Q: Why is it in the interests of industries to cooperate with each other and organize along ecological lines?

A: More and more we are finding that customers are asking industries for green-designed products. Ford Motor Co., for example, requires all of its components suppliers to provide environmentally responsible products. The second motivation is liability. A company can avoid future liability exposure if it uses a [certain] chemical or the like. A third driver is that a lot of design people today are in their 20s and 30s. They grew up with recycling baskets. They know there should be an awareness, and they already have the motivation. And the last reason is, stocks of companies that pay attention to their impact on the environment do better.

Q: Why is the U.S. behind Europe in putting industrial ecology into practice?

A: Europe is short of space and realizes it has little place to keep throwing things away. It is searching for alternatives. For North America, the situation in most places is not so obvious.

Q: Can industrial ecology be applied to existing industries, or must you start from scratch?

A: You don't have to start from scratch--though you get the biggest gains from doing so. If you have an existing set of plants, you probably can't make major changes because of the high cost of replacing the whole thing. But you can make gains in packaging. Or you can make changes in things that are easier to recycle. You can change manufacturing methods--for example, by reusing chemicals or recycling metal trimmings instead of paying to dispose of them. Over the longer term, these easy, up-front savings diminish.

Q: Recycling is one part of industrial ecology. What materials are already heavily recycled?

A: We're doing very well with a lot of metals. Something like 75% of the lead we use comes from recycling because we mostly use it in big chunks--like in car batteries. Because it has toxic properties, lead is monitored. When we finish using a battery, we usually take it someplace and they recycle it. We also do pretty well with copper, which is 50% to 60% recycled.

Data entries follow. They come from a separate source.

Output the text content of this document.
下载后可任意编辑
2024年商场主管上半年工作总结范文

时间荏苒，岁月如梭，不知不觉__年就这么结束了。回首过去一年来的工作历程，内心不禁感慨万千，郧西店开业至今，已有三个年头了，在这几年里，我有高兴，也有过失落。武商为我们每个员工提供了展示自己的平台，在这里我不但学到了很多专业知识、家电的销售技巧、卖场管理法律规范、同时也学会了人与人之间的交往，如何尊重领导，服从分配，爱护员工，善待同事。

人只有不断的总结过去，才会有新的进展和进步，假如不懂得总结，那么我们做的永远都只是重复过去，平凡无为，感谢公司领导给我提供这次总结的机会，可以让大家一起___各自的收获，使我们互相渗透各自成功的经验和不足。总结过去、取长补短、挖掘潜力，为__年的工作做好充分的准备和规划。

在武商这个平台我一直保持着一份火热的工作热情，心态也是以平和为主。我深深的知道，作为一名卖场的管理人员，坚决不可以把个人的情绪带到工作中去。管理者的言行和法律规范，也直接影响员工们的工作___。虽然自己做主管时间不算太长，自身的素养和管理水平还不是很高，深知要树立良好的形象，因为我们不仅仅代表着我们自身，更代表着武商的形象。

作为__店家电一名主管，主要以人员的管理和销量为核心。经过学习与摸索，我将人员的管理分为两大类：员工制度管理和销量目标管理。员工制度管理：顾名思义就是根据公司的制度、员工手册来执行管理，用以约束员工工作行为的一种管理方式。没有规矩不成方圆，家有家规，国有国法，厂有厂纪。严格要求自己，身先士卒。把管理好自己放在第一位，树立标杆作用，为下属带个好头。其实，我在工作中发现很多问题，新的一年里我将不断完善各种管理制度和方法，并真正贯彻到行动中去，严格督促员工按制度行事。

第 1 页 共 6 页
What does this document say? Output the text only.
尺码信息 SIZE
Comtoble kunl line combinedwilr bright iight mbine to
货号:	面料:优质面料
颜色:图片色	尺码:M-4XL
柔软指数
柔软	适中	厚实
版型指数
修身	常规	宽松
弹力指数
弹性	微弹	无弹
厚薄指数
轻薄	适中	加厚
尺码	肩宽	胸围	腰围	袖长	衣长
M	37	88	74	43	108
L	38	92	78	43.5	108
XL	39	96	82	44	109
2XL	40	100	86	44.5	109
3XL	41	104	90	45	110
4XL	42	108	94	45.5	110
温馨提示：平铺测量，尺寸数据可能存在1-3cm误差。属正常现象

Q: Will government be a factor in moving industrial ecology from concept to reality?

A: When we're at the end of the pipe--where the waste comes out--governments have a major role. They set the standards, and companies respond. But beyond that, governments aren't going to be the main players in this. If you're trying to do better, it has to come from the designers. Governments could support the process by making it easier to use some of the [recycled] resources, by setting up purchasing programs. Governments tend to subsidize the use of virgin resources, which makes it difficult economically to get the recycling as big as it could be. For new and recycled materials, we need to look at the resource flow and not favor one source or resource over another.

Q: How will ISIE help promote this process?

A: There was--and still is--a big educational challenge. We have generations of people who are not used to thinking of technology and the environment at the same time. For many reasons, people are now realizing the planet doesn't have infinite resources. One way to get a handle on that is to think more carefully about how to use materials and resources. ISIE will help do this by encouraging research and providing a network to exchange techniques and teaching materials.